Dem Vortrag der Beklagten ist nicht zu entnehmen, dass der Rückzahlungsanspruch innerhalb der Zweimonatsfrist gegenüber dem Kläger schriftlich geltend gemacht worden ist. Der von der Beklagten für sich in Anspruch genommene Rückzahlungsanspruch ist spätestens mit der Auszahlung der Restvergütung von 420,-- € auf der Grundlage der Korrekturabrechnung Juli 2005 vom 08.12.2005 fällig geworden.
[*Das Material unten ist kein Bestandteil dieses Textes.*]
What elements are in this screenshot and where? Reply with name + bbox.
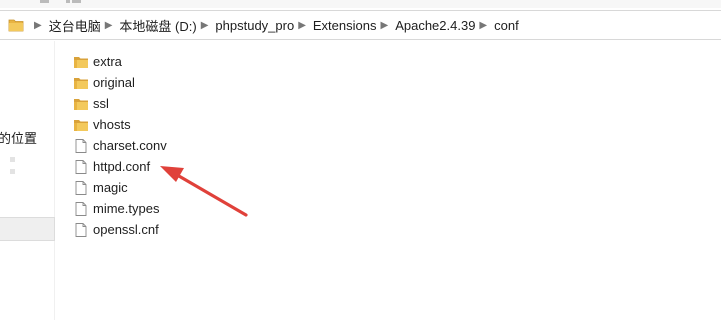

Eine Überzahlung und Verrechnung ist erstmals mit Schreiben der Beklagten vom 09.04.2006 geltend gemacht worden.

Die Aufrechnung mit einer verfallenen Forderung ist nicht zulässig.

b) Des Weiteren war die Beklagte für das Vorliegen der Aufrechnungsvoraussetzungen darlegungs- und beweispflichtig.

Ein Vortrag mit Beweisantritt der Beklagten für das Nichtvorliegen der vom Kläger vorgetragenen Voraussetzungen des Annahmeverzuges für die Zeit ab 05.07.2005 fehlt.

B. Nach alledem hat das Rechtsmittel keinen Erfolg.

Die Kostenentscheidung beruht auf § 97 Abs. 1 ZPO.

Die Voraussetzungen für die Zulassung der Revision liegen nicht vor.